I ran the ResearcHers Twitter account from the 8th until the 12th February 2021 - below are Tweets I copied over and edited/shortened for the blog/reader.
Monday: history
I’m a 3rd year PhD student (2021) at the University of Birmingham, UK. My field is Clinical Informatics, and I am looking at inflammation!
Today I’ll talk about my experience learning to code throughout education: when it started, how it progressed, and what I can do now!
I was lucky to attend a primary school with a computer suite. My first search engine was Ask Jeeves.
I didn’t understand what a search engine was at the time, seeing “Ask” meant I would literally ask it full questions!
These days Google already knows what I want to ask before I have finished typing.
I was around 8 years old when I first encountered coding.

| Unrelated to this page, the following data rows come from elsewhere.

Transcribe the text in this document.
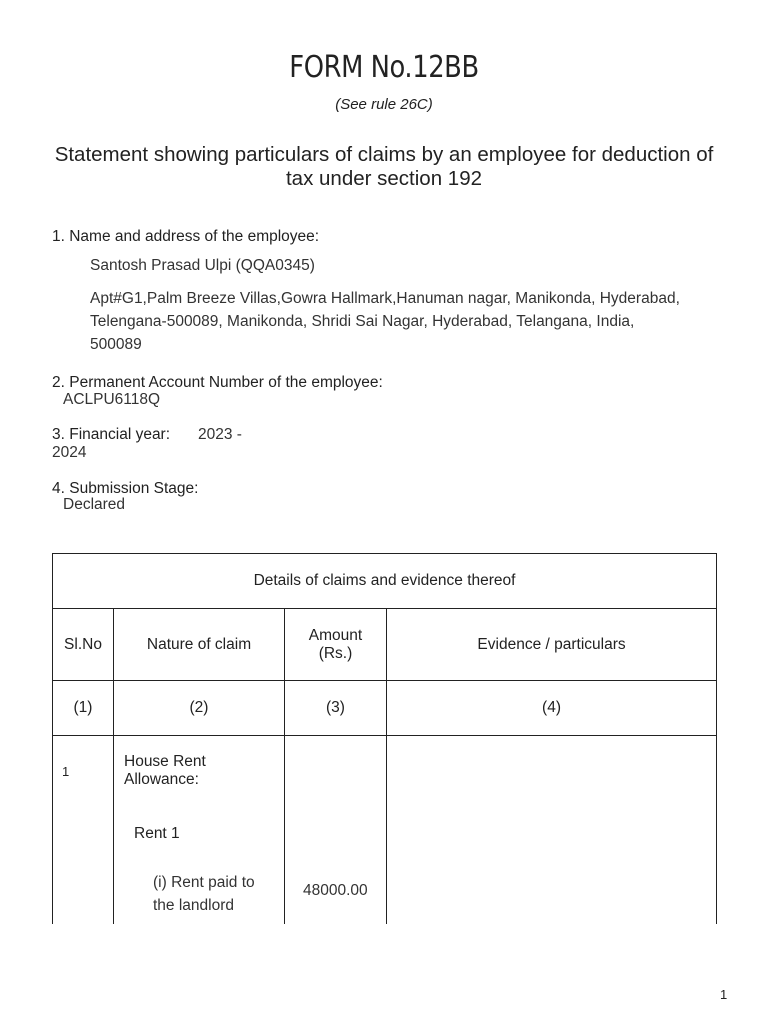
FORM No.12BB
(See rule 26C)
Statement showing particulars of claims by an employee for deduction of tax under section 192
1. Name and address of the employee:
Santosh Prasad Ulpi (QQA0345)
Apt#G1,Palm Breeze Villas,Gowra Hallmark,Hanuman nagar, Manikonda, Hyderabad, Telengana-500089, Manikonda, Shridi Sai Nagar, Hyderabad, Telangana, India, 500089
2. Permanent Account Number of the employee:
ACLPU6118Q
3. Financial year: 2023 -
2024
4. Submission Stage:
Declared
Details of claims and evidence thereof			
Sl.No	Nature of claim	Amount (Rs.)	Evidence / particulars
(1)	(2)	(3)	(4)

1	House Rent Allowance:
Rent 1
(i) Rent paid to the landlord	48000.00	

1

A school visitor introduced us to “drag & drop” visual programming with a tool called Flowol (like Scratch).
We started with a few exercises: arranging shapes to make a sequence of commands.
I remember enjoying it so much that I rushed through to ensure I could attempt all the exercises.
We finished with a competition: groups would race to solve the traffic light problem and students had to consider the rules.
My partner and I struggled but I persisted. I remember my sequence of shapes became very complex at the end with arrows pointing everywhere, but it worked!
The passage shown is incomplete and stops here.